Y’all. This pandemic has been a lot. I have tried to be patient, kind, and generous in many regards over the past several months, but I’m currently nursing a gripe that has nothing to do with masks, school reopening, or the fact that my unemployment checks still haven’t arrived. I have been trying to navigate the multi-hour, daily appearances of the sweet neighbor kids with the fact that their parents are conveniently letting their kids play with my kids all day while under the supervision of my paid babysitter.
I am in a weird place of diplomatically wanting to tell my neighbors to show a little appreciation for the free child care they are getting—or at least concern about what their children are doing all day—while not wanting to get the kids involved because it’s not their fault that their parents are mooches.
To be clear, I don’t blame the kids at all, and don’t hold any resentment against them. The kids are really sweet and get along with my kids, and I don’t want to jeopardize their friendships. However, my neighbors, the parents of these sweet kids, are fucking weird and confrontational in ways that make me worry they will call the cops on me if I water my grass for too long. Also, until last fall, they wouldn’t let their kids play with any kids in the neighborhood; now it seems like they are telling their kids to set up shop on my yard or porch until it’s time for dinner.
I, like many folks, am working from home but had the good fortune to find a college student who needed a job. Because the neighbors’ kids are always around, however, when my sitter sets up a craft, game, or activity she counts them in too. If bickering does occur or too many toys and too much noise fills the yard, my sitter has been a steadfast champion. She patiently redirects and gets the kids to help her clean up their messes. I texted her one day from my office in the basement and asked if having the extra kids was too much. She promised they were fine and that it didn’t make her job any tougher. She was having fun! She just laughed at my text that read: Well maybe I am just cranky. If it’s too much I am happy to set boundaries with their parents.
I have checked in with her a few times since the beginning of summer—I will not lose this sitter if the neighbor kids make her feel overworked and underpaid—but she really is chill about it. So I decided to be chill about it too. After all, my kids were socializing, everyone seemed to be having fun, and as weird as my neighbors are, I know they have been really strict about social distancing.

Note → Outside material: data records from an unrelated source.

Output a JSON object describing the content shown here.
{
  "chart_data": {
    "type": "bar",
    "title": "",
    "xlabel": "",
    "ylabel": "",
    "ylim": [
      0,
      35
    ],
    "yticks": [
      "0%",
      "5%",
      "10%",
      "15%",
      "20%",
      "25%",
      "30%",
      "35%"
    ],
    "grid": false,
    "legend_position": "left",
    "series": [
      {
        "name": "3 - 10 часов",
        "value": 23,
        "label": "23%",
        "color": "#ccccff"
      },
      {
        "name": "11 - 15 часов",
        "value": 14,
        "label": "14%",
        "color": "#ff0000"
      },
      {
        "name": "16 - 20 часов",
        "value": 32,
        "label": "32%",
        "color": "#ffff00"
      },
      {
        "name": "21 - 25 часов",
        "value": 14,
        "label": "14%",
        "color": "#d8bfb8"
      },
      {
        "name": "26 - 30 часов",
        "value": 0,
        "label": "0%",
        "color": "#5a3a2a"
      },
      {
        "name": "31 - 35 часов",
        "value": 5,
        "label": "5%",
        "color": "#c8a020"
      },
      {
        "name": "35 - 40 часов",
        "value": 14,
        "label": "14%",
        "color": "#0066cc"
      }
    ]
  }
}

One afternoon I decided to have lunch out back with my two kids; I needed some fresh air between meetings. The neighbors were there and the three-year-old boy said, “My mommy says we are allowed to have popsicles.” I nodded my approval and smiled but he kept staring at me. Finally I said, “That’s great. What kind will you have?” He giggled and then said, “Well, whatever kind you have!” Huh?
When I asked for clarification he told me that he had asked his parents if he and his siblings were allowed to have popsicles later when my kids had them. He didn’t ask permission yesterday despite having one from my freezer, apparently, but was sure to check that box today. He said whenever my kids had treats he was allowed to have some too. His mom was also okay with all of the snacks he and his siblings have been sharing with my kids—from my pantry.
Let’s rewind a bit. I am all for hosting kids. I am happy to share snacks. I have happily fed my kids’ friends unexpected meals. I have had other neighbor kids practically live at my house for days at a time. I love it. But my love comes with knowing this is reciprocated a little or at least acknowledged. I have built a network of friends and community members who all believe in the idea of taking care of each other and that includes taking on each other’s kids. I don’t keep score, and I am a more generous person than this essay is probably making me out to be — but Jesus Christ, people. Collect your kids or throw some Goldfish and gummies our way once in a while. Or when my kids do make their way to your yard to play with your kids, don’t tell them to leave because it gets “too rowdy.” The rowdiness happens at my house too, Karen.
I am assuming that my neighbors are looking out of their windows every so often to make sure their kids are alive, but a little effort to make sure their lack of involvement isn’t a burden on my sitter or our food supply would be lovely. It doesn’t take much to move the needle from being a mooch to being considerate, and in my mind it’s not even about sharing food, though it wouldn’t hurt. All it would take is a check-in. Unfortunately, if I say something I know the parents will isolate their kids again and that’s not fair to their kids or mine.
So until something changes, I will do my best to keep my curmudgeonly attitudes to myself … and be grateful that the neighbor kids have manners, even if their parents don’t.